Fitzpatrick, R. M.; Hungate, B. A.; Power, M. E.; Schwartz, E.; Hayer, M.; Samo, T.; Weber, P.; Pett-Ridge, J.; Foley, M.; Marks, J. C.

The branching green macroalga Cladophora glomerata and its epiphytic microbiome dominate summer biomass in the Eel River, a Northern California river under Mediterranean (summer drought, winter rain) seasonality. Green streamers of Cladophora proliferate in early summer, then change from green to yellow and then red-brown as epiphyte loads increase and their taxonomic composition shifts. We characterized successional changes in epiphytic bacteria and archaea on Cladophora, examining both abundance and growth rates, using quantitative Stable Isotope Probing (qSIP) and16S rRNA gene amplicon sequencing to assess taxonomy and potential function. The number of bacterial taxa increased with succession while growth rates peaked in the middle successional stage.

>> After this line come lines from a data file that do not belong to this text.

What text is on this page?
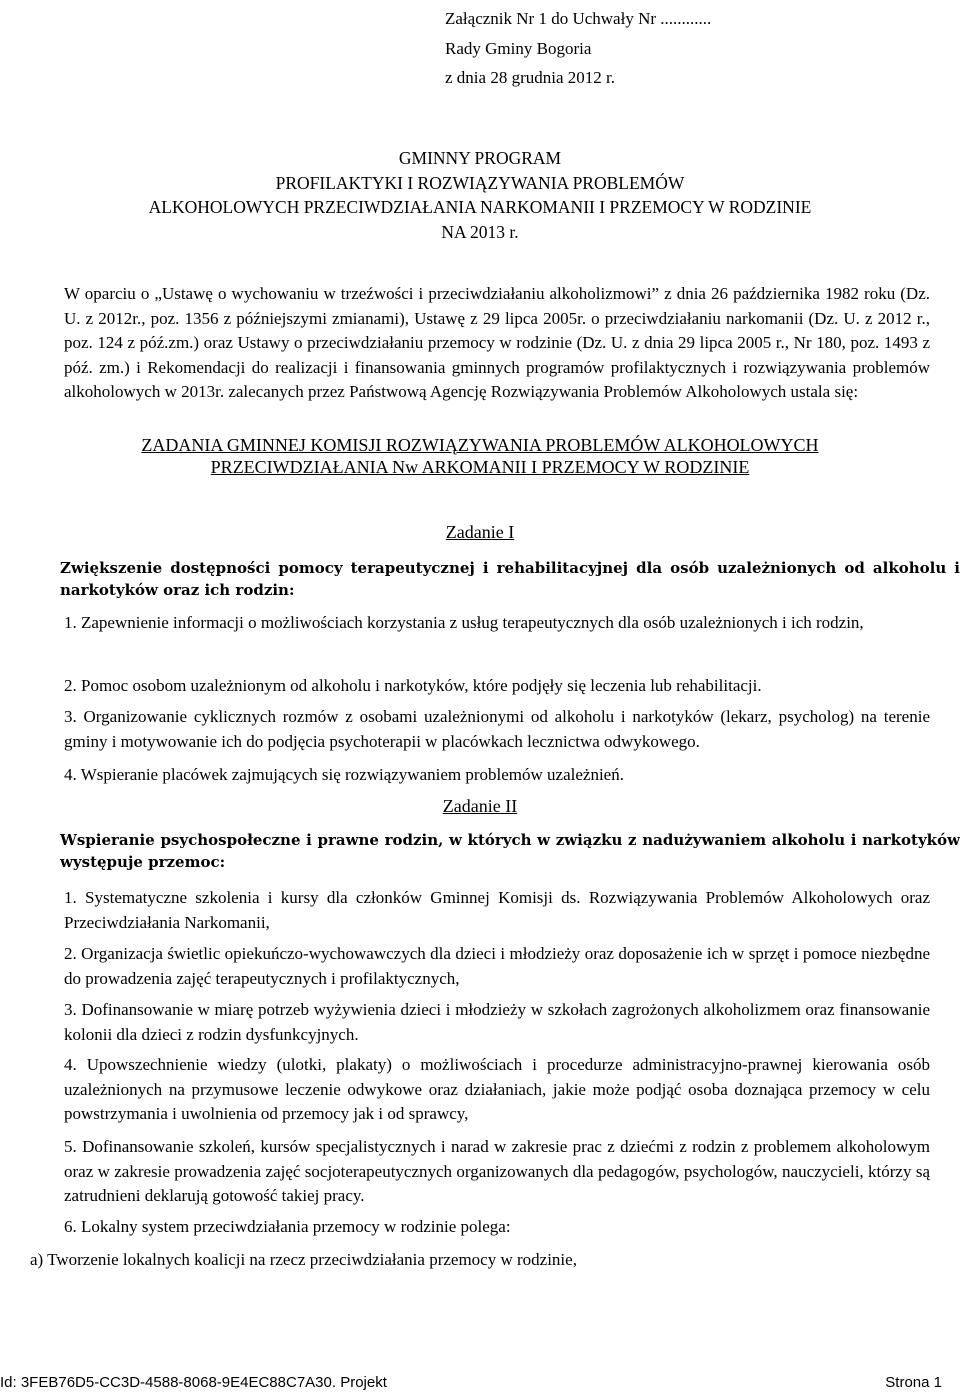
Załącznik Nr 1 do Uchwały Nr ............
Rady Gminy Bogoria
z dnia 28 grudnia 2012 r.
GMINNY PROGRAM
PROFILAKTYKI I ROZWIĄZYWANIA PROBLEMÓW
ALKOHOLOWYCH PRZECIWDZIAŁANIA NARKOMANII I PRZEMOCY W RODZINIE
NA 2013 r.
W oparciu o „Ustawę o wychowaniu w trzeźwości i przeciwdziałaniu alkoholizmowi” z dnia 26 października 1982 roku (Dz. U. z 2012r., poz. 1356 z późniejszymi zmianami), Ustawę z 29 lipca 2005r. o przeciwdziałaniu narkomanii (Dz. U. z 2012 r., poz. 124 z póź.zm.) oraz Ustawy o przeciwdziałaniu przemocy w rodzinie (Dz. U. z dnia 29 lipca 2005 r., Nr 180, poz. 1493 z póź. zm.) i Rekomendacji do realizacji i finansowania gminnych programów profilaktycznych i rozwiązywania problemów alkoholowych w 2013r. zalecanych przez Państwową Agencję Rozwiązywania Problemów Alkoholowych ustala się:
ZADANIA GMINNEJ KOMISJI ROZWIĄZYWANIA PROBLEMÓW ALKOHOLOWYCH
PRZECIWDZIAŁANIA Nw ARKOMANII I PRZEMOCY W RODZINIE
Zadanie I
Zwiększenie dostępności pomocy terapeutycznej i rehabilitacyjnej dla osób uzależnionych od alkoholu i narkotyków oraz ich rodzin:
1. Zapewnienie informacji o możliwościach korzystania z usług terapeutycznych dla osób uzależnionych i ich rodzin,
2. Pomoc osobom uzależnionym od alkoholu i narkotyków, które podjęły się leczenia lub rehabilitacji.
3. Organizowanie cyklicznych rozmów z osobami uzależnionymi od alkoholu i narkotyków (lekarz, psycholog) na terenie gminy i motywowanie ich do podjęcia psychoterapii w placówkach lecznictwa odwykowego.
4. Wspieranie placówek zajmujących się rozwiązywaniem problemów uzależnień.
Zadanie II
Wspieranie psychospołeczne i prawne rodzin, w których w związku z nadużywaniem alkoholu i narkotyków występuje przemoc:
1. Systematyczne szkolenia i kursy dla członków Gminnej Komisji ds. Rozwiązywania Problemów Alkoholowych oraz Przeciwdziałania Narkomanii,
2. Organizacja świetlic opiekuńczo-wychowawczych dla dzieci i młodzieży oraz doposażenie ich w sprzęt i pomoce niezbędne do prowadzenia zajęć terapeutycznych i profilaktycznych,
3. Dofinansowanie w miarę potrzeb wyżywienia dzieci i młodzieży w szkołach zagrożonych alkoholizmem oraz finansowanie kolonii dla dzieci z rodzin dysfunkcyjnych.
4. Upowszechnienie wiedzy (ulotki, plakaty) o możliwościach i procedurze administracyjno-prawnej kierowania osób uzależnionych na przymusowe leczenie odwykowe oraz działaniach, jakie może podjąć osoba doznająca przemocy w celu powstrzymania i uwolnienia od przemocy jak i od sprawcy,
5. Dofinansowanie szkoleń, kursów specjalistycznych i narad w zakresie prac z dziećmi z rodzin z problemem alkoholowym oraz w zakresie prowadzenia zajęć socjoterapeutycznych organizowanych dla pedagogów, psychologów, nauczycieli, którzy są zatrudnieni deklarują gotowość takiej pracy.
6. Lokalny system przeciwdziałania przemocy w rodzinie polega:
a) Tworzenie lokalnych koalicji na rzecz przeciwdziałania przemocy w rodzinie,
Id: 3FEB76D5-CC3D-4588-8068-9E4EC88C7A30. Projekt	Strona 1
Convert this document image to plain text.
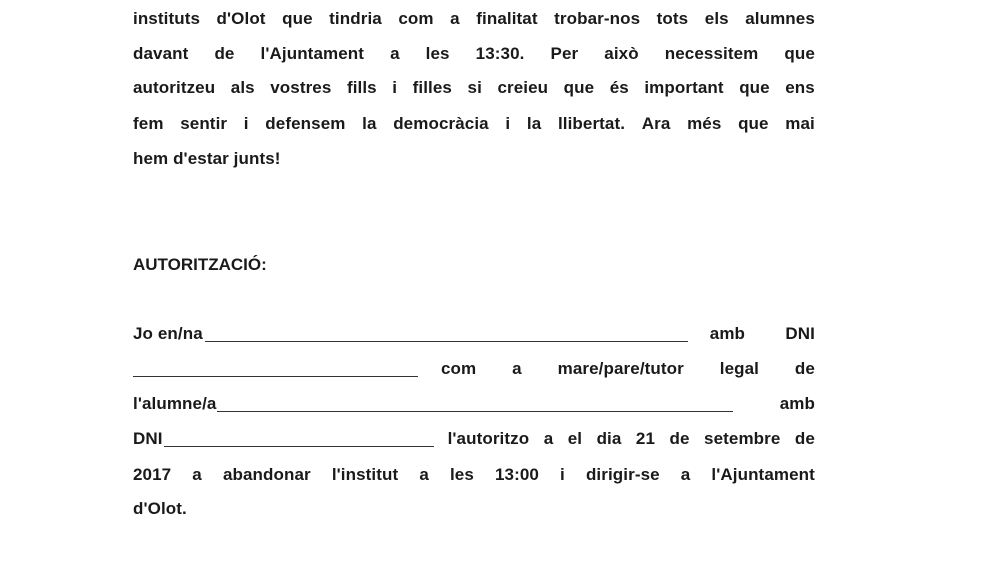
instituts d'Olot que tindria com a finalitat trobar-nos tots els alumnes
davant de l'Ajuntament a les 13:30. Per això necessitem que
autoritzeu als vostres fills i filles si creieu que és important que ens
fem sentir i defensem la democràcia i la llibertat. Ara més que mai
hem d'estar junts!
AUTORITZACIÓ:
Jo en/na	amb DNI
com a mare/pare/tutor legal de
l'alumne/a	amb
DNI	l'autoritzo a el dia 21 de setembre de
2017 a abandonar l'institut a les 13:00 i dirigir-se a l'Ajuntament
d'Olot.
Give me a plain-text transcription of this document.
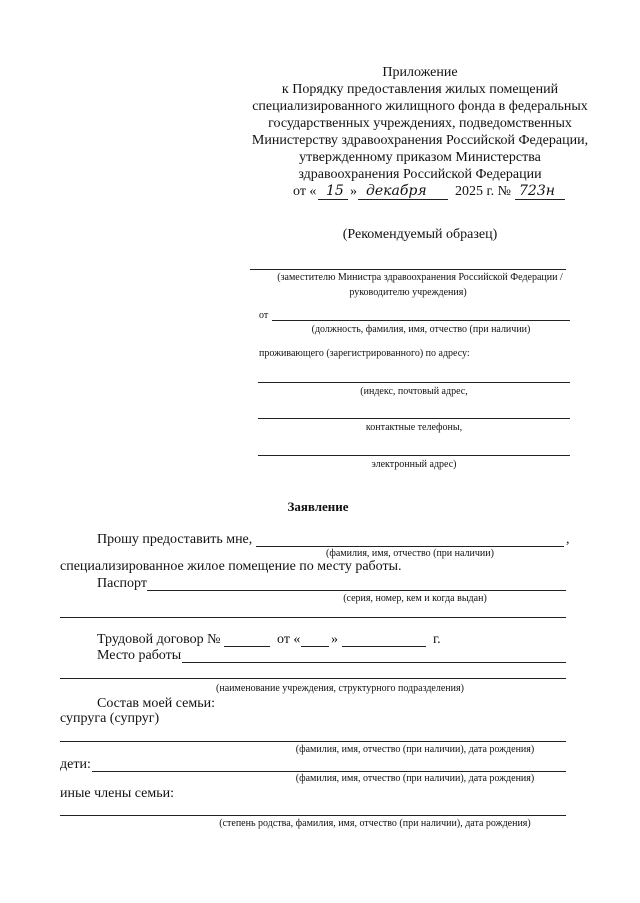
Приложение
к Порядку предоставления жилых помещений
специализированного жилищного фонда в федеральных
государственных учреждениях, подведомственных
Министерству здравоохранения Российской Федерации,
утвержденному приказом Министерства
здравоохранения Российской Федерации
от « 15 » декабря 2025 г. № 723н
(Рекомендуемый образец)
(заместителю Министра здравоохранения Российской Федерации /
руководителю учреждения)
от
(должность, фамилия, имя, отчество (при наличии)
проживающего (зарегистрированного) по адресу:
(индекс, почтовый адрес,
контактные телефоны,
электронный адрес)
Заявление
Прошу предоставить мне,	,
(фамилия, имя, отчество (при наличии)
специализированное жилое помещение по месту работы.
Паспорт
(серия, номер, кем и когда выдан)
Трудовой договор №	от « »	г.
Место работы
(наименование учреждения, структурного подразделения)
Состав моей семьи:
супруга (супруг)
(фамилия, имя, отчество (при наличии), дата рождения)
дети:
(фамилия, имя, отчество (при наличии), дата рождения)
иные члены семьи:
(степень родства, фамилия, имя, отчество (при наличии), дата рождения)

NanoSIMS imaging confirmed high sulfur (S) concentrations in Cladophora cell walls relative to surrounding biomass, which may have contributed to the bloom of sulfur bacteria (bacteria that reduce or oxidize sulfur/sulfates) as cell walls decompose. In general, relative abundances and growth rates of epiphytic cells were independent, indicating that either metric alone is insufficient for understanding how species and functional groups affect ecosystem processes. For instance, the relative abundance of N-fixers was highest on red Cladophora when their relative growth rates were lowest. Similarly, denitrifying bacteria were most abundant on green Cladophora when their growth rates were lowest. Such patterns may be driven by growth limitation due to space competition. Together, changes in abundance and relative growth rates suggest different limiting factors for different functional groups in the Cladophora microbiome at multiple successional stages.